Lande devotes another chapter to handling problems in negotiation, which is critical in collaborative divorce cases. He highlights the tension between diligent advocacy and being cooperative, and he notes common problems and types of uncooperative behavior often seen in divorce and family law practices. While the discussion surrounds a table with nearly 50 practical techniques for dealing with negotiation problems, accepting the challenges in the normal course is a most useful attitude for all divorce and family lawyers:
Even with the best skills, planning, and implementation, many—perhaps most—negotiations will run into problems. This is normal. . . . [Y]ou should expect this and prepare your client to expect it as well.
The book addresses the use of third-party professionals, including mediators, financial experts and appraisers, mental health professionals, evaluators and adjudicators that is often required in divorce and family law cases. It includes 23 appendixes with practical forms, such as divorce and family law client questionnaires, case assessment guidelines, factors for evaluating possible approaches to dispute resolution, client information sheets, divorce and family law attorney retainer agreements and clauses, letters to clients, checklists for various stages of negotiations, engagement agreements and stipulations, and assessment forms for divorce and family law practices. The bibliography section covers seven different topics, including legal practice, negotiation and problem-solving, collaborative practice, cooperative practice, settlement counsel, dispute system design, and promoting quality of dispute resolution — all useful information to use in your divorce and family law practices.

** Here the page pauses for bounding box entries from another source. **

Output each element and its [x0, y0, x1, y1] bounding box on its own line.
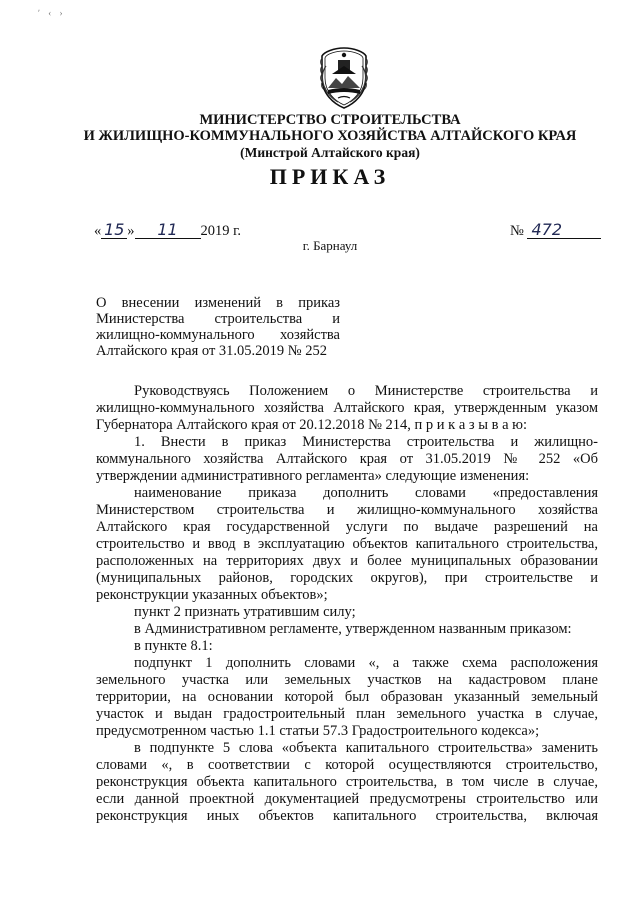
body-line: территории, на основании которой был образован указанный земельный — [96, 689, 598, 705]
body-line: Руководствуясь Положением о Министерстве строительства и — [134, 383, 598, 399]
body-line: наименование приказа дополнить словами «предоставления — [134, 485, 598, 501]
body-line: реконструкция иных объектов капитального строительства, включая — [96, 808, 598, 824]
body-line: словами «, в соответствии с которой осуществляются строительство, — [96, 757, 598, 773]
body-line: реконструкция объекта капитального строительства, в том числе в случае, — [96, 774, 598, 790]
body-line: в Административном регламенте, утвержденном названным приказом: — [134, 621, 572, 637]
body-line: в подпункте 5 слова «объекта капитального строительства» заменить — [134, 740, 598, 756]
subject-line: Алтайского края от 31.05.2019 № 252 — [96, 343, 328, 359]
order-subject — [96, 295, 340, 359]
body-line: утверждении административного регламента» следующие изменения: — [96, 468, 530, 484]
body-line: (муниципальных районов, городских округов), при строительстве и — [96, 570, 598, 586]
number-sign: № — [510, 223, 524, 239]
body-line: жилищно-коммунального хозяйства Алтайского края, утвержденным указом — [96, 400, 598, 416]
order-body-text — [96, 383, 598, 825]
document-title: ПРИКАЗ — [269, 164, 391, 189]
body-line: в пункте 8.1: — [134, 638, 213, 654]
body-line: Губернатора Алтайского края от 20.12.2018 № 214, п р и к а з ы в а ю: — [96, 417, 528, 433]
date-day: 15 — [101, 222, 127, 239]
date-close-quote: » — [127, 223, 135, 239]
city-name: г. Барнаул — [302, 238, 358, 253]
ministry-short-name: (Минстрой Алтайского края) — [240, 145, 420, 160]
subject-line: жилищно-коммунального хозяйства — [96, 327, 340, 343]
date-month: 11 — [135, 222, 201, 239]
body-line: Алтайского края государственной услуги по выдаче разрешений на — [96, 519, 598, 535]
body-line: реконструкции указанных объектов»; — [96, 587, 328, 603]
coat-of-arms-emblem-icon — [316, 44, 372, 110]
body-line: если данной проектной документацией предусмотрены строительство или — [96, 791, 598, 807]
subject-line: Министерства строительства и — [96, 311, 340, 327]
scan-corner-mark: ʹ ‹ › — [38, 8, 66, 18]
body-line: 1. Внести в приказ Министерства строительства и жилищно- — [134, 434, 598, 450]
body-line: предусмотренном частью 1.1 статьи 57.3 Градостроительного кодекса»; — [96, 723, 540, 739]
body-line: земельного участка или земельных участков на кадастровом плане — [96, 672, 598, 688]
body-line: строительство и ввод в эксплуатацию объектов капитального строительства, — [96, 536, 598, 552]
subject-line: О внесении изменений в приказ — [96, 295, 340, 311]
date-year: 2019 г. — [200, 223, 242, 239]
body-line: коммунального хозяйства Алтайского края от 31.05.2019 № 252 «Об — [96, 451, 598, 467]
ministry-name-line1: МИНИСТЕРСТВО СТРОИТЕЛЬСТВА — [199, 112, 461, 128]
body-line: участок и выдан градостроительный план земельного участка в случае, — [96, 706, 598, 722]
body-line: подпункт 1 дополнить словами «, а также схема расположения — [134, 655, 598, 671]
body-line: расположенных на территориях двух и более муниципальных образовании — [96, 553, 598, 569]
ministry-name-line2: И ЖИЛИЩНО-КОММУНАЛЬНОГО ХОЗЯЙСТВА АЛТАЙСКОГО КРАЯ — [83, 128, 577, 144]
date-open-quote: « — [94, 223, 102, 239]
number-value: 472 — [527, 222, 601, 239]
body-line: Министерством строительства и жилищно-коммунального хозяйства — [96, 502, 598, 518]
body-line: пункт 2 признать утратившим силу; — [134, 604, 356, 620]
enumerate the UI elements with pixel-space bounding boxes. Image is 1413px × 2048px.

With the guidance provided in Lawyering with Planned Early Negotiations, divorce and family lawyers can escape the prison of fear, never negotiating out of fear, but never fearing to negotiate. We can treat participants in our divorce and family law cases with respect, deescalate conflict and manage problems, efficiently exchange information, minimize costs, and produce prompt and satisfying results for our divorce and family law clients. Plan early and plan often, my friends.
John Lande, Lawyering with Planned Early Negotiations: How You Can Get Good Results for Clients and Make Money (2011, American Bar Association) $74.95.